これまでは、地元や血縁の繋がりを中心とした「目に見える範囲」での活動でしたが、通信技術の発展により、ZOOMやLINEなどのツールを通じて、住む場所に関わらず、オンラインで安く気軽にやり取りできるようになり、地域の制約を越えて共に助け合える選択肢が生まれたとも言えます。
(インターン生とのオンライン会議の様子)
お互いの「想い」を叶えるために大切なこと
いいとこづくめのような大人のインターンシップですが、もちろん注意点もあります。それは「苦手だから、やっておいて」と丸投げすること。

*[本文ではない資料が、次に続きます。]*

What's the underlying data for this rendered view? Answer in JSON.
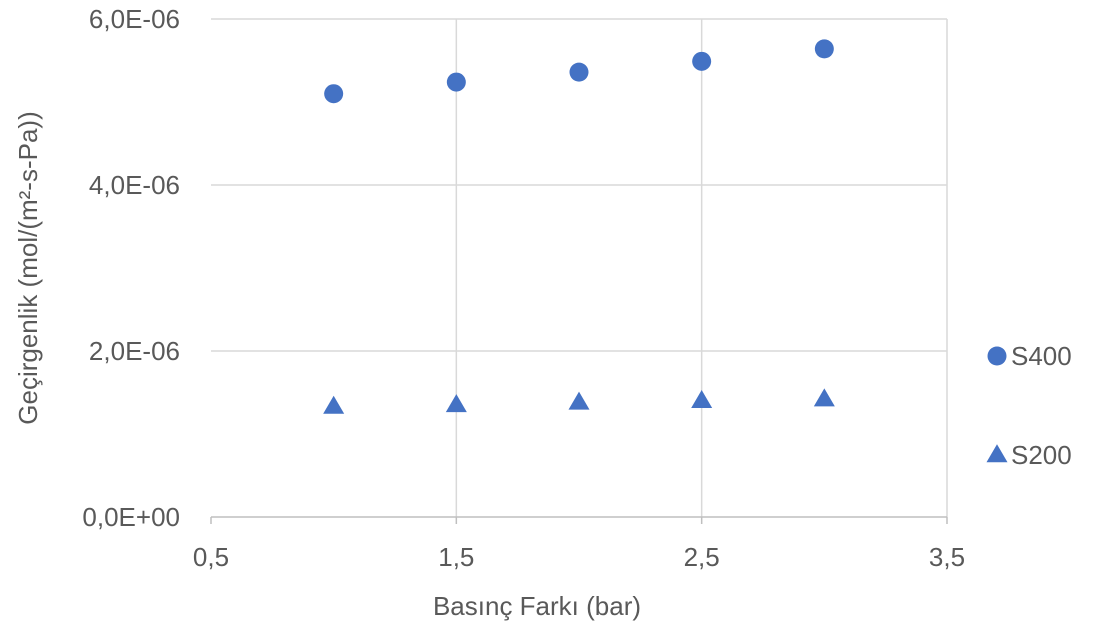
{
  "chart_data": {
    "type": "scatter",
    "xlabel": "Basınç Farkı (bar)",
    "ylabel": "Geçirgenlik (mol/(m²-s-Pa))",
    "xlim": [
      0.5,
      3.5
    ],
    "ylim": [
      0,
      6e-06
    ],
    "xticks": [
      0.5,
      1.5,
      2.5,
      3.5
    ],
    "xtick_labels": [
      "0,5",
      "1,5",
      "2,5",
      "3,5"
    ],
    "yticks": [
      0,
      2e-06,
      4e-06,
      6e-06
    ],
    "ytick_labels": [
      "0,0E+00",
      "2,0E-06",
      "4,0E-06",
      "6,0E-06"
    ],
    "grid": true,
    "legend_position": "right",
    "series": [
      {
        "name": "S400",
        "marker": "circle",
        "color": "#4472C4",
        "x": [
          1.0,
          1.5,
          2.0,
          2.5,
          3.0
        ],
        "y": [
          5.1e-06,
          5.24e-06,
          5.36e-06,
          5.49e-06,
          5.64e-06
        ]
      },
      {
        "name": "S200",
        "marker": "triangle",
        "color": "#4472C4",
        "x": [
          1.0,
          1.5,
          2.0,
          2.5,
          3.0
        ],
        "y": [
          1.33e-06,
          1.35e-06,
          1.38e-06,
          1.4e-06,
          1.42e-06
        ]
      }
    ]
  }
}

「学びたい」「役に立ちたい」と思っての無償の活動だからこそ、日常の仕事をしながら、プラスアルファで取組むモチベーションが湧くのです。「どうせ片手間でしょ」と情報開示することに躊躇したり、「忙しいから」とやってくれたことに返事をする余裕もない状態の場合は、おススメしません。
「この人なら伝えても大丈夫」と思う相手に出会った時や、農業の閑散期など余裕のあるタイミングや、「どうしてもこれをやらなければ」と思う時に始めればいいのです。実際にご利用いただいている農家さんでも、繁忙期である収穫期の夏は避けて、冬にじっくりインターンシップ生と取組む、という使い方をしているところもあります。
(カブの品質管理工程をインターン生と作成)
北海道の蕪農家さんでは、蕪に黒点が出る病気に頭を悩ませ、品質管理の仕組みを作りたいと考えられていました。伴走したのは、化学メーカーで品質管理の仕事に携わる50代会社員の方。閑散期の冬の間、毎週のようにオンラインでミーティングを重ね、2ヶ月かけて品質管理工程が完成!社員の方が自分でチェックできるシートも作成してもらい、組織で品質管理に取組める状態になりました。
そして迎えた夏の収穫期。インターン生は北海道の農園まで足を運び、自分も蕪の黄色い葉を取り除くなど、作り上げた品質管理工程を「使ってみる」現場体験をしていました。楽しそうなだけでなく、実際に自分でもやってみることで改善点が見えてきて、早速社長に提案されている姿も印象的でした。(詳細はこちら)
(インターン生が現地訪問した時の様子)
仕事をする目的は、一つではありません。お金を稼ぐことはもちろん大事な目的の一つですが、「成長したい」「誰かの役に立ちたい」といった金銭以外の報酬でも人は活動をします。町内会の活動や、小中学生の見学受入や部活動のサポートなど、そういえば自分もやっているな・・・」と思い当たる方もいらっしゃるのではないでしょうか。
文部科学省の調査*によれば、過去5年間にボランティア経験のある方は約3割、やっていないが興味がある方は約5割。雇用という選択肢だけに留まるのはもったいない。人口減少時代、新たな協働の選択肢も取り入れながら、共に成長していきましょう!